Globaler Trend zur Abschottung IWF: Populismus gefährdet Weltwirtschaft
04.10.2016, 16:35 Uhr
Mehr noch als über die direkten Auswirkungen des EU-Austritts Großbritanniens sorgt sich der IWF über den globalen Trend, der hinter dem Votum steckt.
(Foto: dpa)
Mit Protektionismus reagieren viele Politiker auf Unsicherheit, Arbeitslosigkeit und Ungleichheit. Doch so werde alles noch schlimmer, warnt der IWF. Für Deutschland und die Eurozone enthält die neueste Konjunkturprognose dennoch eine gute Nachricht.
Das britische Votum für den EU-Austritt sowie protektionistische Tendenzen in den USA und Europa bergen nach Einschätzung des Internationalen Währungsfonds (IWF) erhebliche Risiken für die Weltwirtschaft. Die Brexit-Entscheidung vom Juni bewertet der Fonds im neuen Konjunkturausblick als Teil einer globalen Bewegung zugunsten wirtschaftlicher Abschottung.
Beim Handel "die Uhr zurückzudrehen, verstärke und vertiefe nur die derzeitige Flaute der Weltwirtschaft", warnt der IWF. Trotz der Risiken halten die Washingtoner Experten an ihren bisherigen Prognosen für das globale Wachstum fest. Wie bereits in einer vorherigen Schätzung vom Juli sagen sie ein Wachstum der Weltwirtschaft im laufenden Jahr um 3,1 Prozent und im kommenden Jahr um 3,4 Prozent voraus.
Sechs Jahre nach der Finanzkrise stehe die globale Konjunktur weiterhin auf schwachen Füßen, was sich in hohen Arbeitslosenzahlen, stagnierenden Löhnen und wachsenden wirtschaftlichen Ungleichheiten niederschlage, resümiert der IWF. Daraus wiederum erwachse die zunehmende Popularität protektionistischer Programme, wie sie sich auch im US-Präsidentschaftswahlkampf zeige. Solche Tendenzen könnten aber Unternehmen dazu veranlassen, sich mit Investitionen zurückzuhalten und so die Schaffung neuer Jobs zu begrenzen.
Der republikanische US-Präsidentschaftskandidat Donald Trump hat angekündigt, sämtliche von den USA abgeschlossenen Handelsabkommen neu verhandeln zu wollen. Die Demokratin Hillary Clinton hat sich gegen das bereits fertig ausgehandelte TPP-Abkommen mit elf Staaten aus dem pazifischen Raum positioniert.

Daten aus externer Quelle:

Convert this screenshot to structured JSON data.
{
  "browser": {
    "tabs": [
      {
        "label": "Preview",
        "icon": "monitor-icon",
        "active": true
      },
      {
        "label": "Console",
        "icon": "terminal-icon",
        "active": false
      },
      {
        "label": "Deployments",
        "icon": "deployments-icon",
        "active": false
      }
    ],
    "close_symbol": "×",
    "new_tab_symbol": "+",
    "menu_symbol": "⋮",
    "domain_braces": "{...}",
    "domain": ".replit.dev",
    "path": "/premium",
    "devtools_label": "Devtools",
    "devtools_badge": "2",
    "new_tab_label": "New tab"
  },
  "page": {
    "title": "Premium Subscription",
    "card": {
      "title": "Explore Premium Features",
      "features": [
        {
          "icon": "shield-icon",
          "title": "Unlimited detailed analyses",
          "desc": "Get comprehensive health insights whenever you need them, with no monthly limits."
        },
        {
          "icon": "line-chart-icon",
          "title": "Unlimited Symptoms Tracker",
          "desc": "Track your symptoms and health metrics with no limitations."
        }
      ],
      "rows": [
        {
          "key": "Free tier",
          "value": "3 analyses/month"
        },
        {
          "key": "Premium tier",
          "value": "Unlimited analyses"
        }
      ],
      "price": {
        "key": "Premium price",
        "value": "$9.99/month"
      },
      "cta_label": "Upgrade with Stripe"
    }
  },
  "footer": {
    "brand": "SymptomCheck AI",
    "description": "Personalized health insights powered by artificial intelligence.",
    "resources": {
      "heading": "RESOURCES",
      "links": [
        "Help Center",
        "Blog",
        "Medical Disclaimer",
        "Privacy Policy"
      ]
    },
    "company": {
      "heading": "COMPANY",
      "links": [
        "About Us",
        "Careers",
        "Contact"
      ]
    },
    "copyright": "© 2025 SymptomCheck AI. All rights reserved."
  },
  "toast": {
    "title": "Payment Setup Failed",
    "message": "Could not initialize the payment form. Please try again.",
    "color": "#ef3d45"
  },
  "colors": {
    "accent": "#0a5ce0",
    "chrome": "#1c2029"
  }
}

Deutschland wächst ein wenig schneller
Zum britischen EU-Austrittsvotum vom Juni wiederum stellt IWF-Chefökonom Maurice Obstfeld fest, die Reaktion der Märkte sei zwar "auf beruhigende Weise in geordneten Bahnen" verlaufen. Doch seien die letztlichen ökonomischen Auswirkungen der Brexit-Entscheidung noch "sehr unklar".
Zudem könne auch in den übrigen EU-Ländern der Druck auf die Politik wachsen, einen "populistischen, stärker nach innen gerichteten" Kurs einzuschlagen, warnt der IWF. Für die Eurozone korrigierte er seine Prognose gleichwohl leicht nach oben: Für 2016 liegt sie bei 1,7 und für nächstes Jahr bei 1,5 Prozent. Im Vergleich mit der letzten Prognose vom Juli wurden die Zahl damit um jeweils 0,1 Punkte nach oben geschraubt.
Für Deutschland erwartet der Fonds ein Wachstum von 1,7 Prozent in diesem Jahr und von 1,4 Prozent im kommenden Jahr, womit die Prognosen um 0,1 beziehungsweise 0,2 Punkte verbessert wurden.
Die Prognose aus Washington liegt damit etwas unter jener der fünf führenden deutschen Wirtschaftsinstitute. Diese rechnen für das laufende Jahr mit einem Anstieg des Bruttoinlandsprodukts (BIP) um 1,9 Prozent. Für 2017 erwarten die Institute aber ebenso wie der IWF 1,4 Prozent.